In 1782, British Captain William Caldwell led a force of Indians against the small Kentucky settlement of Bryan's Station. Caldwell met stiff resistance, and after two days, retreated toward the Ohio River. The pioneers – Daniel Boone among them – were inclined to wait for reinforcements before pursuing the enemy, and although under the general leadership of Major John Todd, Major Hugh McGary of the Lincoln County contingent made a brash and fateful decision to pursue immediately (after an insult for being timid from Todd), engaging Caldwell at Blue Licks. In the battle that followed, 60 of the 176 men who followed McGary were killed, Boone's son Israel among them. Another 7 were captured. The survivors fled back to Bryan's Station and Lexington. Reinforcements under [Benjamin Logan] eventually arrived and buried the dead militiamen.
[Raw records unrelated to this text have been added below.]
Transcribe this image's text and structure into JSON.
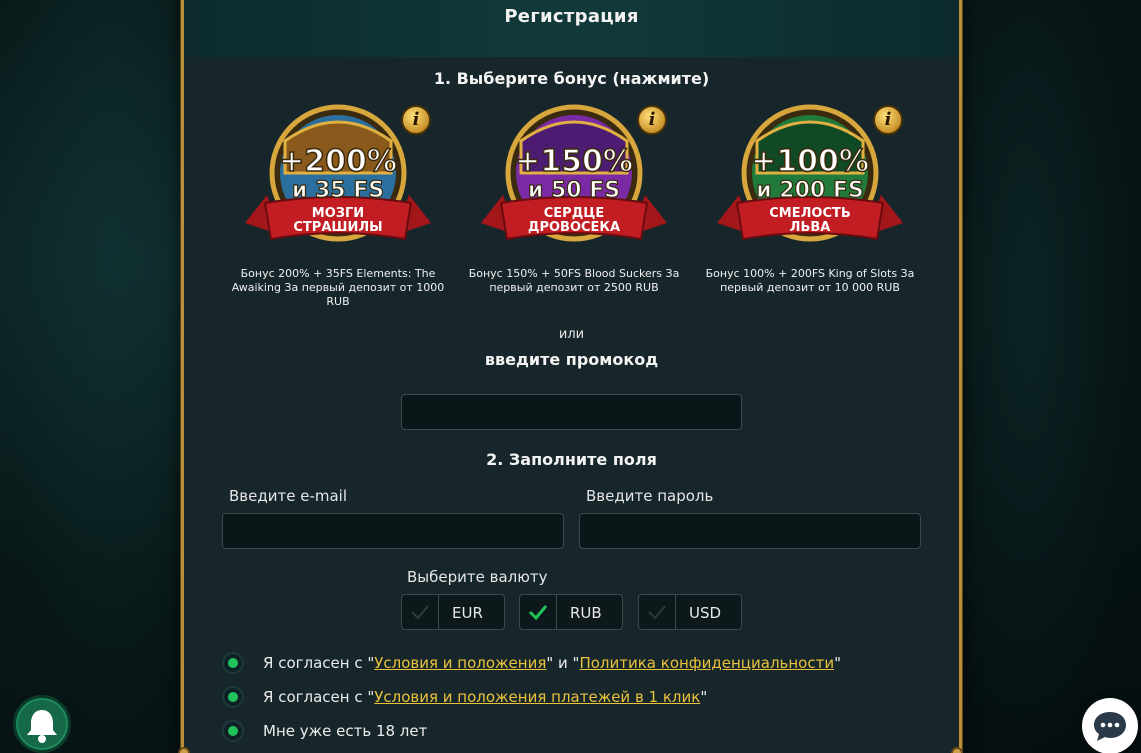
{
  "modal": {
    "title": "Регистрация",
    "step1_title": "1. Выберите бонус (нажмите)",
    "bonuses": [
      {
        "percent": "+200%",
        "fs": "и 35 FS",
        "ribbon_line1": "МОЗГИ",
        "ribbon_line2": "СТРАШИЛЫ",
        "color": "#2a6f9e",
        "description": "Бонус 200% + 35FS Elements: The Awaiking За первый депозит от 1000 RUB"
      },
      {
        "percent": "+150%",
        "fs": "и 50 FS",
        "ribbon_line1": "СЕРДЦЕ",
        "ribbon_line2": "ДРОВОСЕКА",
        "color": "#7a2aa5",
        "description": "Бонус 150% + 50FS Blood Suckers За первый депозит от 2500 RUB"
      },
      {
        "percent": "+100%",
        "fs": "и 200 FS",
        "ribbon_line1": "СМЕЛОСТЬ",
        "ribbon_line2": "ЛЬВА",
        "color": "#1f7a3c",
        "description": "Бонус 100% + 200FS King of Slots За первый депозит от 10 000 RUB"
      }
    ],
    "or_text": "или",
    "promo_label": "введите промокод",
    "promo_value": "",
    "step2_title": "2. Заполните поля",
    "email_label": "Введите e-mail",
    "email_value": "",
    "password_label": "Введите пароль",
    "password_value": "",
    "currency_label": "Выберите валюту",
    "currencies": [
      {
        "code": "EUR",
        "selected": false
      },
      {
        "code": "RUB",
        "selected": true
      },
      {
        "code": "USD",
        "selected": false
      }
    ],
    "agreements": [
      {
        "prefix": "Я согласен с \"",
        "link1": "Условия и положения",
        "middle": "\" и \"",
        "link2": "Политика конфиденциальности",
        "suffix": "\""
      },
      {
        "prefix": "Я согласен с \"",
        "link1": "Условия и положения платежей в 1 клик",
        "suffix": "\""
      },
      {
        "text": "Мне уже есть 18 лет"
      }
    ]
  },
  "colors": {
    "accent_gold": "#b98f3c",
    "link_yellow": "#e9c23c",
    "check_green": "#20c35a",
    "bell_green": "#156848"
  },
  "icons": {
    "notification": "bell-icon",
    "chat": "chat-icon",
    "info": "info-icon",
    "check": "check-icon"
  }
}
By the mid-19th century, the Blue Licks area had become a health resort, due in large part to the nearby saltwater springs that had been used for "salt making" since the 1770s. The mineral water found in the springs was rumored to cure everything from asthma to gout. By 1896, however, the area's last spring had gone dry. Efforts to locate another spring unearthed several geological and historical artifacts. A more extensive excavation of the area was conducted in 1945.

The battlefield was once on the National Register of Historic Places, but the National Park Service American Battlefield Protection Program determined in the 1990s that the site's integrity was too destroyed, causing the removal of the battlefield from the Register. However, a team from Morehead State University is to search the battlefield using modern equipment to explore for artifacts relating to the battlefields. Enough success in this endeavor could mean the return of the battlefield to the Register.

==Activities and amenities==
The park is located along the Licking River, and offers canoeing and fishing. The Licking River Trail offers a one-mile (1.6 km) hike along the riverbank. Overnight stays are accommodated at the 32-room lodge or the 51-site campground.

===State Nature Preserve===
The park also features a 15 acre nature preserve containing a cedar glade, managed by the Office of Kentucky Nature Preserves. This glade was previously maintained as an open area by the large numbers of herbivores, such as bison, elk, and woolly mammoths who frequented the area. Today much of the glade has transitioned into forest, but the remnant areas are being maintained by controlled burns and removal of Eastern redcedar. These remnants are home to the federally endangered Short's goldenrod and the state threatened Great Plains Ladies'-tresses.

===Pioneer Museum===
The Pioneer Museum is the park's major attraction. It houses a variety of artifacts, from a mastodon tooth found during an excavation of the site to relics from the American Civil War. Exhibits focus on the area's natural and cultural history, including prehistoric animals and fossils, area Native Americans and 18th century pioneers, as well as a diorama of the battle. The museum was dedicated in 1931, saw renovations completed in 2007, and was closed for restoration as of 2014.

===Events===
The Battle of Blue Licks celebration is held annually in mid-August and features a re-enactment of the Battle of Blue Licks.

The Short's Goldenrod Festival—a celebration of one of the rarest plants in Kentucky and the United States—saw its 30th anniversary in 2006. It was held annually in the last week of September until 2008.